RÉFORME FRANÇAISE OU EUROPÉENNE ?
Qu’a-t-il dit aux agriculteurs qu’il ne voit plus comme des paysans mais comme des entrepreneurs ? Laissez-vous conduire par l’Europe où je m’engage à défendre vos intérêts dans le cadre de la mondialisation : ainsi l’avenir de l’agriculture française se trouverait, selon lui, entre les circuits courts et les marchés internationaux, le Mercosur, le CETA. Comme toujours « en même temps » ! Macron oublie que l’agriculture, même ultra-moderne, est d’abord une tradition et un enracinement. L’agriculture française qui est déjà broyée, sera anéantie par secteurs entiers. Après de vaines tentatives de survie.
Toutes les réformes macroniennes sont de même style et de même finalité. Pour la SNCF, c’est caractéristique. Tout le monde admet que cette société, à l’origine nationalisée et surendettée, est dans un état inquiétant, sinon pitoyable. Réformer est nécessaire. Mais il y a un non-dit qui fausse la perspective de cette réforme : c’est la contrainte européenne. En fait, il s’agit d’ouvrir le rail français à la concurrence de nos partenaires européens ; l’obligation est là : l’Allemand, l’Italien viendront circuler chez nous sans qu’il n’y ait plus aucune notion de territoire. Cette réforme est donc le plan – déjà vieux - des eurocrates auxquels toute la génération d’énarchie macronienne est entièrement ralliée. C’est pourquoi, sans raison ni mesure, on a construit, déconstruit, reconstruit les sociétés qui relèvent du chemin de fer français. Il serait amusant de rappeler qu’il y a cinquante ans et plus, quand un esprit libre se permettait d’exprimer un simple doute sur la pertinence d’un État transporteur de voyageurs et de marchandises, vendeur de cigarettes et d’allumettes etc., ceux qui prétendaient être plus intelligents que les autres et, donc, dans la sainte obligation de les gouverner, ouvraient des yeux ronds. Faut-il aujourd’hui tout détruire ? Qui parle de « souveraineté » ?
Les réformes sociales, code du travail, apprentissage, bientôt retraites, chômage etc., tout est programmé dans l’idée de nous conformer aux règles allemandes et nordiques – cela a été dit par Macron – de nous aligner sur les futures règles européennes. Des réformes fiscales sont en cours ; personne n’en voit les tenants et les aboutissants. Rien n’est clair, car là encore, le plan – concocté, travaillé, préparé dans toutes les officines intellectuelles de « la gouvernance » dite intelligente – expression de Macron – est d’uniformiser, autant que faire se peut, la fiscalité européenne. Un exemple : la taxe d’apprentissage dont une entreprise pouvait faire profiter telle ou telle institution de son choix – en circuit court – il y a encore quelques années, est maintenant captée par l’État et les « services » … au profit de quoi, vous ne le saurez jamais.

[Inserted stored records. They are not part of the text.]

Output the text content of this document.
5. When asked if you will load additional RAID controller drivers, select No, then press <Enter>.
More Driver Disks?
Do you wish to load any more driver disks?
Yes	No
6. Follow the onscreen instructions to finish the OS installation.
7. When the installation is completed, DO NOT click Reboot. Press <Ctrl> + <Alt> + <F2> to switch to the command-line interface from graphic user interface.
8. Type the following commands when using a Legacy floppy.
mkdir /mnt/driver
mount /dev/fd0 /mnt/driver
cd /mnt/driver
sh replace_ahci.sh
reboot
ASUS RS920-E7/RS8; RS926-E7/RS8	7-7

Il n’est pas douteux que tout y passera ; le grand Paris, les métropoles seront encore un moyen et un prétexte de rafler les trésoreries qui justifiaient les budgets des collectivités. Une dizaine de grands guichets sous dénomination d’agences remplaceront le service au quotidien. Macron souhaite être entouré – il l’a dit à la Cour des comptes – de jeunes énarques qui seront à sa disposition pour prendre ces nouvelles organisations en main. Bonaparte ?
Et tout ça, pourquoi ? Pour l’Europe dans laquelle Macron se flatte d’assurer à la France un rôle primordial.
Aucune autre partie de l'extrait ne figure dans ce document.